Sigognac se rapprocha d’Isabelle et lui prit la main qu’elle ne retira point. Pendant quelques minutes le jeune couple se regarda avec des yeux ravis. De tels silences sont plus éloquents que des paroles; privés si longtemps du plaisir de se voir, Isabelle et Sigognac ne pouvaient se rassasier l’un de l’autre; enfin le Baron dit à sa jeune maîtresse:

«J’ose à peine croire à tant de félicité. Oh! la bizarre étoile que la mienne! vous m’avez aimé parce que j’étais pauvre et malheureux, et ce qui devait consommer ma perte est cause de ma fortune. Une troupe de comédiens me réservait un ange de beauté et de vertu; une attaque à main armée m’a donné un ami, et votre enlèvement vous a fait reconnaître d’un père qui vous cherchait en vain; tout cela parce qu’un chariot s’est égaré dans les landes par une nuit obscure.

—Nous devions nous aimer, c’était écrit là-haut. Les âmes sœurs finissent par se trouver quand elles savent s’attendre. J’ai bien senti, au château de Sigognac, que ma destinée s’accomplissait; à votre vue, mon cœur qu’aucune galanterie n’avait su toucher, éprouva une commotion. Votre timidité fit plus que toutes les audaces, et dès ce moment je résolus de n’appartenir jamais qu’à vous ou à Dieu.

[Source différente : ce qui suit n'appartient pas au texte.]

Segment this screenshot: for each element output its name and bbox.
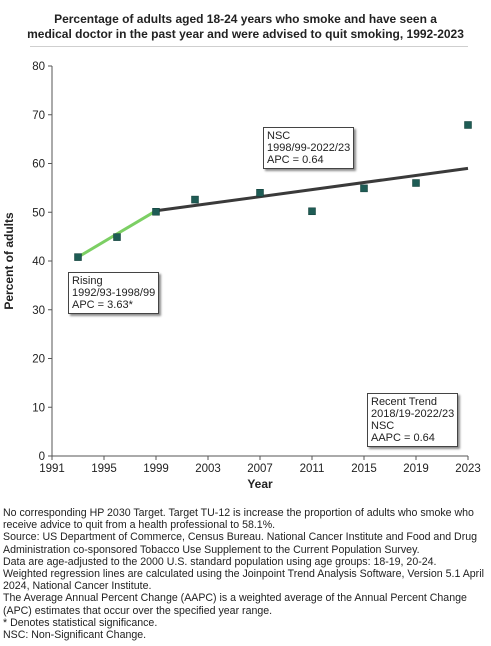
x-tick-label: 2019 xyxy=(403,463,429,475)
y-tick-label: 70 xyxy=(32,110,45,122)
data-point-2011 xyxy=(308,207,316,216)
footnotes: No corresponding HP 2030 Target. Target … xyxy=(3,507,488,641)
callout-rising-line-2: 1992/93-1998/99 xyxy=(72,287,156,299)
data-point-1993 xyxy=(74,253,82,261)
callout-recent-line-1: Recent Trend xyxy=(371,396,438,408)
footnote-6: * Denotes statistical significance. xyxy=(3,616,158,629)
y-tick-label: 60 xyxy=(32,159,45,171)
callout-rising-line-1: Rising xyxy=(72,275,103,287)
callout-recent-line-3: NSC xyxy=(371,420,395,432)
data-point-2007 xyxy=(256,189,264,197)
y-tick-label: 10 xyxy=(32,402,45,414)
chart-ticks: 0 10 20 30 40 50 60 70 80 1991 1995 1999 2003 2007 201… xyxy=(32,61,481,475)
callout-nsc-line-2: 1998/99-2022/23 xyxy=(267,142,351,154)
data-point-2015 xyxy=(360,184,368,193)
x-tick-label: 1991 xyxy=(39,463,65,475)
x-tick-label: 2015 xyxy=(351,463,377,475)
y-tick-label: 20 xyxy=(32,354,45,366)
title-divider xyxy=(30,46,468,47)
x-axis-label: Year xyxy=(247,477,273,491)
data-point-1996 xyxy=(113,233,121,241)
footnote-2: Source: US Department of Commerce, Censu… xyxy=(3,531,478,556)
trend-lines xyxy=(77,166,469,259)
chart-title-line-2: medical doctor in the past year and were… xyxy=(27,27,464,41)
footnote-1: No corresponding HP 2030 Target. Target … xyxy=(3,507,474,532)
chart-title: Percentage of adults aged 18-24 years wh… xyxy=(0,12,491,42)
x-tick-label: 2011 xyxy=(300,463,325,475)
callout-rising-line-3: APC = 3.63* xyxy=(72,299,133,311)
data-point-2023 xyxy=(464,121,472,129)
callout-nsc: NSC 1998/99-2022/23 APC = 0.64 xyxy=(263,127,355,169)
data-point-1999 xyxy=(152,208,160,216)
x-tick-label: 2003 xyxy=(195,463,221,475)
callout-nsc-line-3: APC = 0.64 xyxy=(267,154,324,166)
y-axis-label: Percent of adults xyxy=(2,212,16,310)
x-tick-label: 2023 xyxy=(455,463,481,475)
chart-title-line-1: Percentage of adults aged 18-24 years wh… xyxy=(54,12,437,26)
callout-recent-line-2: 2018/19-2022/23 xyxy=(371,408,455,420)
x-tick-label: 1999 xyxy=(143,463,169,475)
callout-rising: Rising 1992/93-1998/99 APC = 3.63* xyxy=(68,272,160,314)
y-tick-label: 30 xyxy=(32,305,45,317)
footnote-5: The Average Annual Percent Change (AAPC)… xyxy=(3,592,467,617)
data-point-2019 xyxy=(412,179,420,187)
y-tick-label: 0 xyxy=(39,451,45,463)
data-points xyxy=(74,121,472,261)
data-point-2002 xyxy=(191,195,199,204)
trend-segment-nsc xyxy=(155,166,469,213)
callout-nsc-line-1: NSC xyxy=(267,130,291,142)
y-tick-label: 40 xyxy=(32,256,45,268)
y-tick-label: 50 xyxy=(32,207,45,219)
chart-plot: 0 10 20 30 40 50 60 70 80 1991 1995 1999 2003 2007 201… xyxy=(2,61,481,491)
callout-recent-line-4: AAPC = 0.64 xyxy=(371,432,435,444)
footnote-7: NSC: Non-Significant Change. xyxy=(3,629,147,642)
footnote-3: Data are age-adjusted to the 2000 U.S. s… xyxy=(3,555,437,568)
footnote-4: Weighted regression lines are calculated… xyxy=(3,568,484,593)
x-tick-label: 1995 xyxy=(91,463,117,475)
x-tick-label: 2007 xyxy=(247,463,273,475)
y-tick-label: 80 xyxy=(32,61,45,73)
callout-recent-trend: Recent Trend 2018/19-2022/23 NSC AAPC = … xyxy=(367,393,459,447)
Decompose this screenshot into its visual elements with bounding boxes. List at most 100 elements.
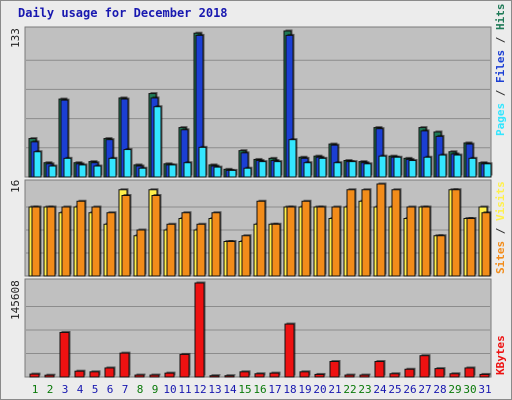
x-tick-label: 13: [208, 383, 221, 396]
bar-kbytes-day-10: [164, 372, 175, 378]
panel-hits-files-pages: [24, 26, 492, 178]
x-tick-label: 17: [268, 383, 281, 396]
bar-kbytes-day-2-shadow: [46, 373, 56, 376]
bar-pages-day-30: [468, 157, 477, 178]
bar-sites-day-20: [316, 206, 326, 277]
x-tick-label: 16: [253, 383, 266, 396]
bar-kbytes-day-13-shadow: [211, 374, 221, 376]
bar-sites-day-18: [286, 206, 296, 277]
ytick-visits: 16: [9, 180, 22, 193]
bar-pages-day-27: [423, 156, 432, 178]
bar-sites-day-22: [346, 189, 356, 277]
bar-pages-day-23: [363, 163, 372, 178]
bar-pages-day-16: [258, 161, 267, 178]
x-tick-label: 14: [223, 383, 237, 396]
bar-pages-day-8: [138, 167, 147, 178]
x-tick-label: 20: [313, 383, 326, 396]
x-tick-label: 29: [448, 383, 461, 396]
bar-kbytes-day-15: [239, 371, 250, 378]
bar-kbytes-day-2: [44, 374, 55, 378]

—Et pourtant, méchante, vous m’avez refusé votre main quand je la demandais à genoux: je sais bien que c’était par générosité; mais c’était une générosité cruelle.

—Je la réparerai de mon mieux, cher Baron, et la voici cette main, avec mon cœur que vous possédiez déjà. La comtesse de Lineuil n’est pas obligée aux mêmes scrupules que la pauvre Isabelle. Je n’avais qu’une peur, c’est que vous ne voulussiez plus de moi, par fierté. Mais, bien vrai, en renonçant à moi, vous n’auriez pas épousé une autre femme? Vous me seriez resté fidèle, même sans espérance? Ma pensée occupait la vôtre lorsque Vallombreuse est allé vous relancer dans votre manoir?

—Chère Isabelle, le jour, je n’avais pas une idée qui ne volât vers vous, et le soir, en posant ma tête sur l’oreiller effleuré une fois par votre front pur, je suppliais les divinités du rêve de me représenter votre charmante image dans leur miroir fantastique.

—Et ces bonnes divinités vous exauçaient-elles souvent?